Assim, é preciso aguardar para se ter certeza do caminho que será adotado
pelo STJ.
Por enquanto, posso apontar as seguintes conclusões e dúvidas:
• REGRA: as autoridades listadas no art. 105, I, “a”, da CF/88 somente são
julgadas pelo STJ em caso de crimes cometidos durante o exercício do cargo e
relacionados às funções desempenhadas. Ex: membro do Tribunal de Contas
pratica violência doméstica contra a sua esposa. Será julgado pelo Juiz de
Direito de 1ª instância.
• EXCEÇÃO: os Desembargadores dos Tribunais de Justiça são julgados pelo
STJ mesmo que o crime não esteja relacionado com as suas funções. Ex:
Desembargador pratica violência doméstica contra sua esposa. Será julgado
pelo STJ (e não pelo juiz de 1ª instância).
DÚVIDAS:
1) Essa mesma exceção poderá ser aplicada para os membros dos TRFs
(“Desembargadores Federais), para os membros dos TRTs (“Desembargadores
Federais do Trabalho”) e para os membros dos TREs?

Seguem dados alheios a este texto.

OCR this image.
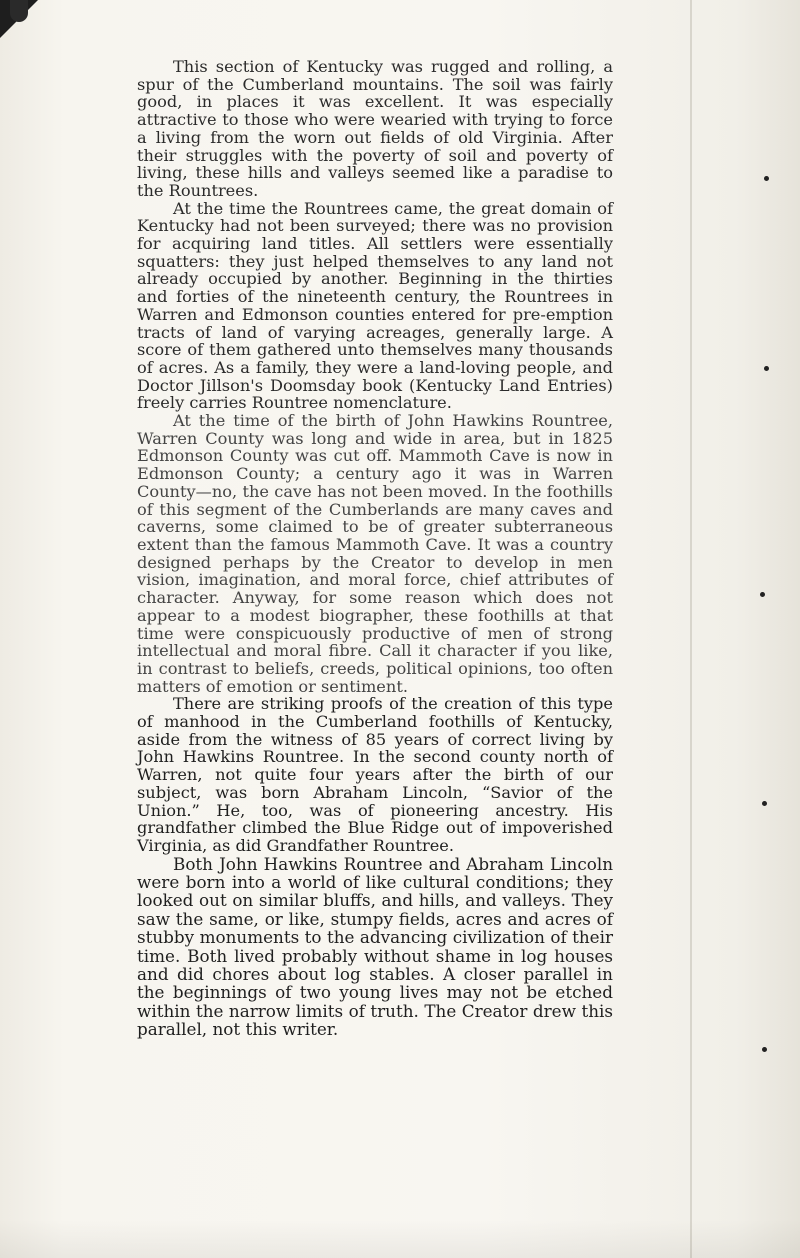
This section of Kentucky was rugged and rolling, a spur of the Cumberland mountains. The soil was fairly good, in places it was excellent. It was especially attractive to those who were wearied with trying to force a living from the worn out fields of old Virginia. After their struggles with the poverty of soil and poverty of living, these hills and valleys seemed like a paradise to the Rountrees.

At the time the Rountrees came, the great domain of Kentucky had not been surveyed; there was no provision for acquiring land titles. All settlers were essentially squatters: they just helped themselves to any land not already occupied by another. Beginning in the thirties and forties of the nineteenth century, the Rountrees in Warren and Edmonson counties entered for pre-emption tracts of land of varying acreages, generally large. A score of them gathered unto themselves many thousands of acres. As a family, they were a land-loving people, and Doctor Jillson's Doomsday book (Kentucky Land Entries) freely carries Rountree nomenclature.

At the time of the birth of John Hawkins Rountree, Warren County was long and wide in area, but in 1825 Edmonson County was cut off. Mammoth Cave is now in Edmonson County; a century ago it was in Warren County—no, the cave has not been moved. In the foothills of this segment of the Cumberlands are many caves and caverns, some claimed to be of greater subterraneous extent than the famous Mammoth Cave. It was a country designed perhaps by the Creator to develop in men vision, imagination, and moral force, chief attributes of character. Anyway, for some reason which does not appear to a modest biographer, these foothills at that time were conspicuously productive of men of strong intellectual and moral fibre. Call it character if you like, in contrast to beliefs, creeds, political opinions, too often matters of emotion or sentiment.

There are striking proofs of the creation of this type of manhood in the Cumberland foothills of Kentucky, aside from the witness of 85 years of correct living by John Hawkins Rountree. In the second county north of Warren, not quite four years after the birth of our subject, was born Abraham Lincoln, “Savior of the Union.” He, too, was of pioneering ancestry. His grandfather climbed the Blue Ridge out of impoverished Virginia, as did Grandfather Rountree.

Both John Hawkins Rountree and Abraham Lincoln were born into a world of like cultural conditions; they looked out on similar bluffs, and hills, and valleys. They saw the same, or like, stumpy fields, acres and acres of stubby monuments to the advancing civilization of their time. Both lived probably without shame in log houses and did chores about log stables. A closer parallel in the beginnings of two young lives may not be etched within the narrow limits of truth. The Creator drew this parallel, not this writer.
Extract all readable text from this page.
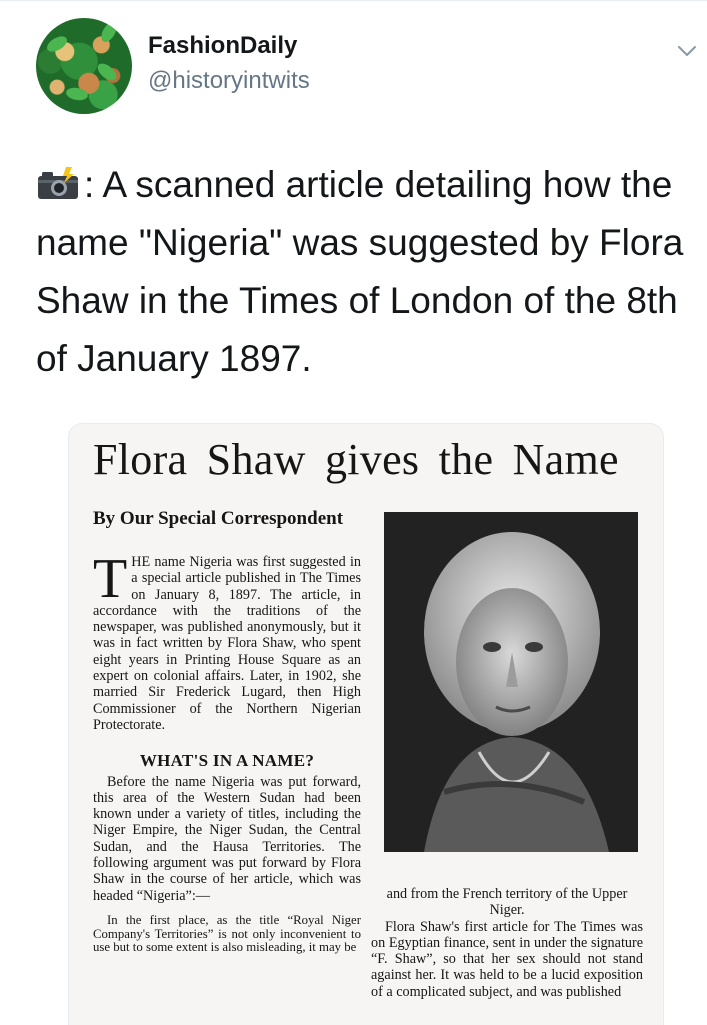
FashionDaily
@historyintwits
: A scanned article detailing how the name "Nigeria" was suggested by Flora Shaw in the Times of London of the 8th of January 1897.
Flora Shaw gives the Name
By Our Special Correspondent
T HE name Nigeria was first suggested in a special article published in The Times on January 8, 1897. The article, in accordance with the traditions of the newspaper, was published anonymously, but it was in fact written by Flora Shaw, who spent eight years in Printing House Square as an expert on colonial affairs. Later, in 1902, she married Sir Frederick Lugard, then High Commissioner of the Northern Nigerian Protectorate.

WHAT'S IN A NAME?

Before the name Nigeria was put forward, this area of the Western Sudan had been known under a variety of titles, including the Niger Empire, the Niger Sudan, the Central Sudan, and the Hausa Territories. The following argument was put forward by Flora Shaw in the course of her article, which was headed “Nigeria”:—

In the first place, as the title “Royal Niger Company's Territories” is not only inconvenient to use but to some extent is also misleading, it may be

and from the French territory of the Upper Niger.

Flora Shaw's first article for The Times was on Egyptian finance, sent in under the signature “F. Shaw”, so that her sex should not stand against her. It was held to be a lucid exposition of a complicated subject, and was published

2) Essa mesma exceção poderá ser aplicada para os membros dos TRFs
(“Desembargadores Federais), para os membros do Ministério Público da União
que oficiem perante tribunais (e que estão listados no art. 105, I, “a”, da
CF/88)?
3) Se o crime praticado pelo Desembargador do Tribunal de Justiça for um
“crime federal” (delito de competência da Justiça Federal), ele poderia ser
julgado pelo Juiz Federal de 1ª instância, considerando que eles não mantêm
qualquer vinculação entre si, já que não fazem parte do mesmo Tribunal?